Critics argue that the extensive eradication program has simply pushed coca production to neighboring countries, notably Peru.
But for Colombians, the situation is far improved from the late 1990s, when a Pentagon study warned that their country could become a narco-state in five years. In the words of one observer, Colombia’s armed forces were “playing for a tie and losing.”
Colombia’s economy now ranks as one of Latin America’s most vibrant, according to the World Bank. The government released statistics this month showing that year-to-date foreign investment, airline traffic and car sales have all increased by double-digit percentages.
The power of the FARC, or the Revolutionary Armed Forces of Colombia, was implicit in the election of President Andres Pastrana, who won office in 1998 promising he would negotiate a political settlement. He handed over control of a demilitarized “clear zone” as an act of good faith, but the rebels used the area to gather strength. Pastrana’s successor, Alvaro Uribe, campaigned promising to defeat the rebels.
The FARC greeted Uribe on his inauguration day in 2002 with a mortar and rocket attack. But most of Plan Colombia and its progress came during Uribe’s eight years in power, which ended last month.
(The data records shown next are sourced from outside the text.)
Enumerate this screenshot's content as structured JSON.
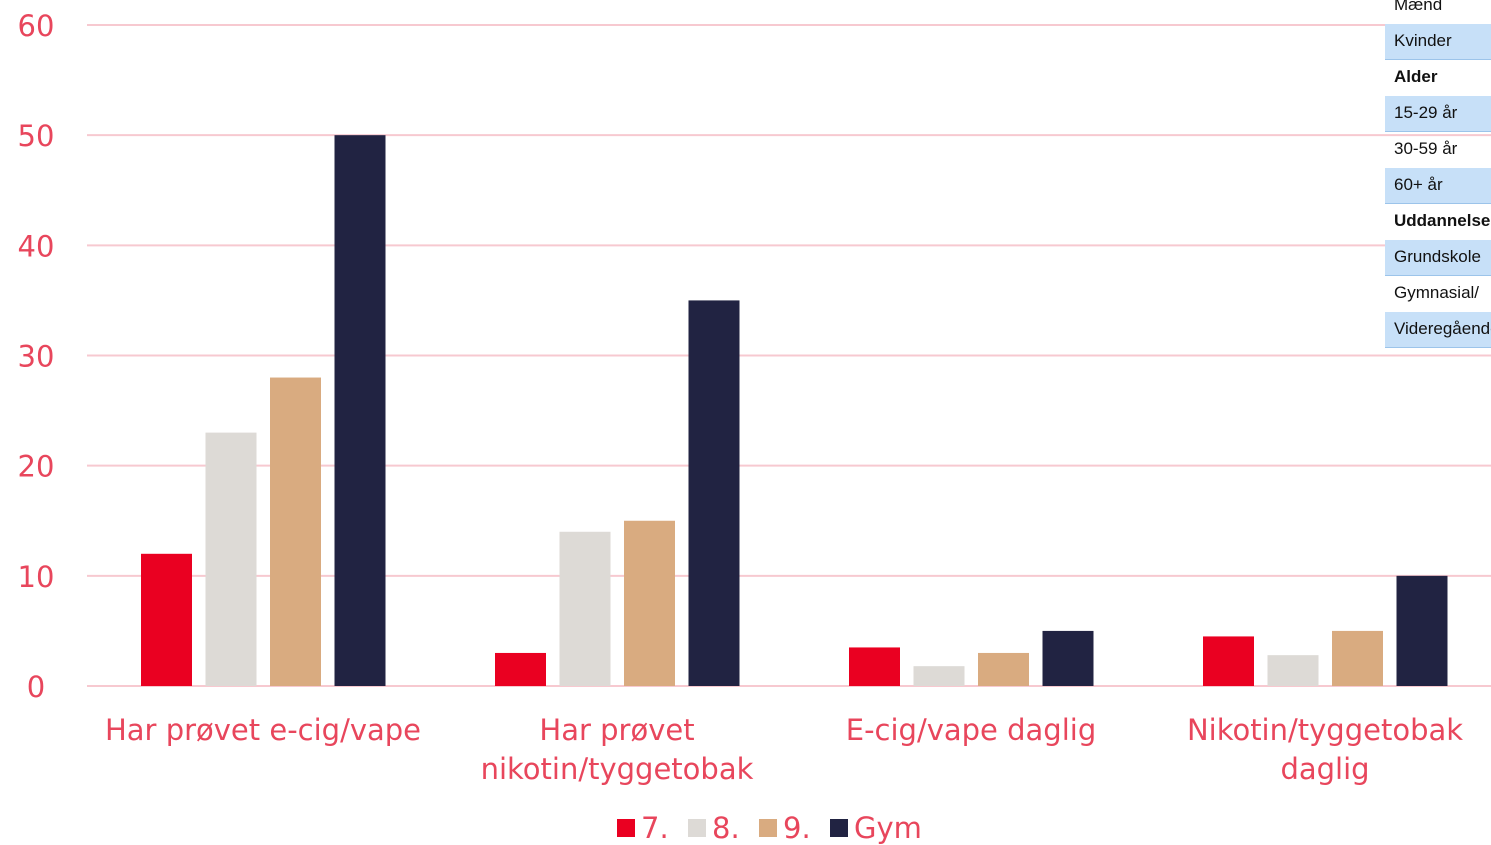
{
  "chart_data": {
    "type": "bar",
    "categories": [
      [
        "Har prøvet e-cig/vape"
      ],
      [
        "Har prøvet",
        "nikotin/tyggetobak"
      ],
      [
        "E-cig/vape daglig"
      ],
      [
        "Nikotin/tyggetobak",
        "daglig"
      ]
    ],
    "series": [
      {
        "name": "7.",
        "color": "#ea0021",
        "values": [
          12,
          3,
          3.5,
          4.5
        ]
      },
      {
        "name": "8.",
        "color": "#dddad6",
        "values": [
          23,
          14,
          1.8,
          2.8
        ]
      },
      {
        "name": "9.",
        "color": "#d9ab80",
        "values": [
          28,
          15,
          3,
          5
        ]
      },
      {
        "name": "Gym",
        "color": "#212342",
        "values": [
          50,
          35,
          5,
          10
        ]
      }
    ],
    "yticks": [
      "0",
      "10",
      "20",
      "30",
      "40",
      "50",
      "60"
    ],
    "ylim": [
      0,
      60
    ],
    "grid": true,
    "legend_position": "bottom-center",
    "text_color": "#e8465c",
    "grid_color": "#f7c9d0"
  },
  "overlay_table": {
    "rows": [
      {
        "label": "Mænd",
        "style": "plain"
      },
      {
        "label": "Kvinder",
        "style": "shaded"
      },
      {
        "label": "Alder",
        "style": "bold"
      },
      {
        "label": "15-29 år",
        "style": "shaded"
      },
      {
        "label": "30-59 år",
        "style": "plain"
      },
      {
        "label": "60+ år",
        "style": "shaded"
      },
      {
        "label": "Uddannelse",
        "style": "bold"
      },
      {
        "label": "Grundskole",
        "style": "shaded"
      },
      {
        "label": "Gymnasial/",
        "style": "plain"
      },
      {
        "label": "Videregående",
        "style": "shaded"
      }
    ]
  }
}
In recent years, Plan Colombia’s emphasis has shifted somewhat. Military aid once made up about 80% of the funding; now it’s closer to60%, said Adam Isacson of the Washington Office on Latin America, a left-leaning think tank.
Supporters of Plan Colombia say military gains are not irreversible. Hearts and minds remain to be won, especially in the rural areas where poor youths have few alternatives to growing coca or joining an insurgency or a drug trafficking gang.
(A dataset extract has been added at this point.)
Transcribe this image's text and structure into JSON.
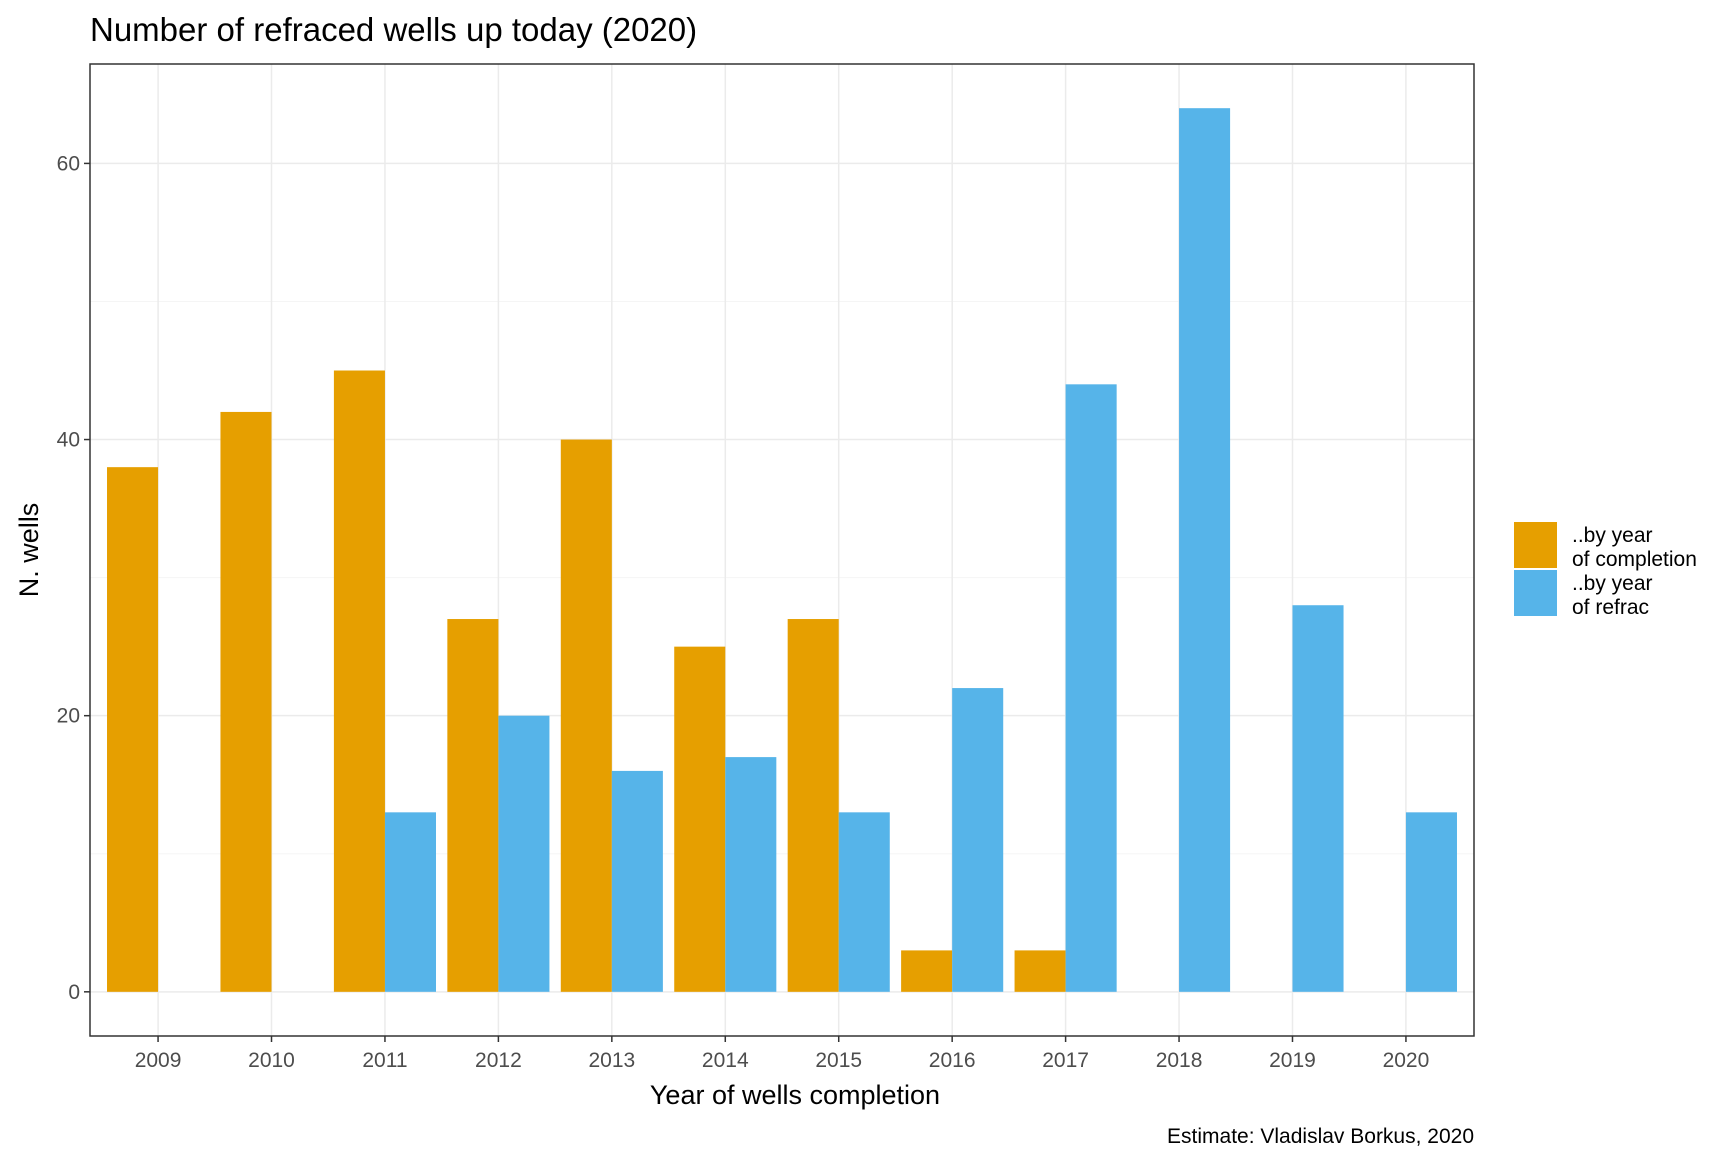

“A pill won’t do the job; a long-term treatment is needed,” said marine Capt. Cesar Martinez, a base operations officer at Puerto Leguizamo.
The FARC now relies more on hit-and-run tactics than brazen assaults. Rebels launched attacks this month in remote areas across the country that killed 37 police officers and soldiers. Eight were police at an outpost not far from here. But unlike a decade ago, the Colombian armed forces struck back. They reported killing 22 guerrillas in an airstrike last Sunday, including a top regional commander.
The aggressive military response has been accompanied by human rights violations. A study released this year by the New York-based peace group Fellowship of Reconciliation found that the Colombian military may have committed 3,000 extrajudicial killings from 2002 to 2009.
Many were so-called false positives that involved the slayings of innocent civilians who were tagged as rebels killed in action.
Many of the killings were committed by units that had received U.S. military funding even after “credible evidence” of human rights violations had been presented, said John Lindsay-Poland, the organization’s research director.
After a military attack on leftist rebels a week ago in southern Colombia, police in Puerto Asis inspect bodies of suspected FARC guerrillas.